The researchers also examined which specific brain networks were involved in these predictions and whether they changed across age. In children and adolescents, externalizing behaviors were more strongly associated with connectivity between the brain’s visual network and other areas, while internalizing symptoms were more associated with connections to the subcortical regions—deep brain structures involved in emotion and motivation. In adults, however, internalizing and externalizing symptoms were better predicted by connections within large-scale networks such as the limbic and temporal-parietal systems.
One particularly interesting finding was that the same brain networks can play different roles depending on age. For example, connectivity between the subcortical regions and the temporal-parietal network was linked to externalizing behavior in children and adolescents but linked to internalizing behavior in adults. This suggests that the way different parts of the brain communicate may shift in meaning across development, reflecting how the brain reorganizes itself from childhood to adulthood.
The researchers also found some shared brain patterns across symptom categories. This reinforces earlier work showing that many mental health symptoms share overlapping features, but the new findings go a step further by showing that more fine-grained distinctions—such as the difference between anxiety and aggression—can still be detected in brain connectivity patterns.
“We discovered that brain-based predictors of mental health symptoms are more similar within the internalizing and externalizing categories than between them, across independent samples of children, adolescents, and adults,” Qu and Holmes told PsyPost. “Overall, there are both shared and unique brain-based predictors for internalizing and externalizing categories of mental health symptoms across these samples.”
Despite the strengths of this study—including large sample sizes, rigorous data processing, and replication across age groups—there are some limitations to keep in mind. “The three independent samples used in our study were cross-sectional and did not follow participants over time,” the researchers noted. “Therefore, it remains unclear whether our findings hold true within the same individuals as they grow and develop from children to adults. Additionally, the strength of the brain-behavior relationship observed is modest, suggesting that non-brain factors also play a significant role in predicting mental health symptoms.”
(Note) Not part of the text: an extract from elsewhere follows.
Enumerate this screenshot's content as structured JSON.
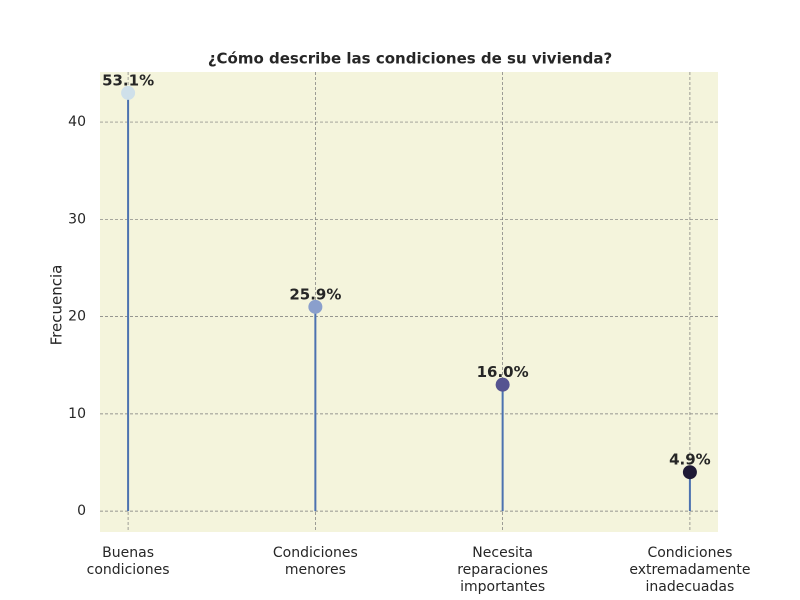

Looking ahead, the researchers hope to build on this work by studying how brain-based predictors evolve within the same individuals over time. Longitudinal research could help clarify whether early differences in brain connectivity predict later mental health outcomes, and whether interventions can alter these patterns.
“The long-term goal of this line of research is to identify distinct brain signatures that predict distinct classes of mental health symptoms,” Qu and Holmes said. “This would enable early identification of at-risk individuals and allow for the personalization of prevention strategies.”
The study, “Distinct brain network features predict internalizing and externalizing traits in children, adolescents and adults,” was authored by Yueyue Lydia Qu, Jianzhong Chen, Angela Tam, Leon Qi Rong Ooi, Elvisha Dhamala, Carrisa V. Cocuzza, Shaoshi Zhang, Tianchu Zeng, Connor Lawhead, B. T. Thomas Yeo, and Avram J. Holmes.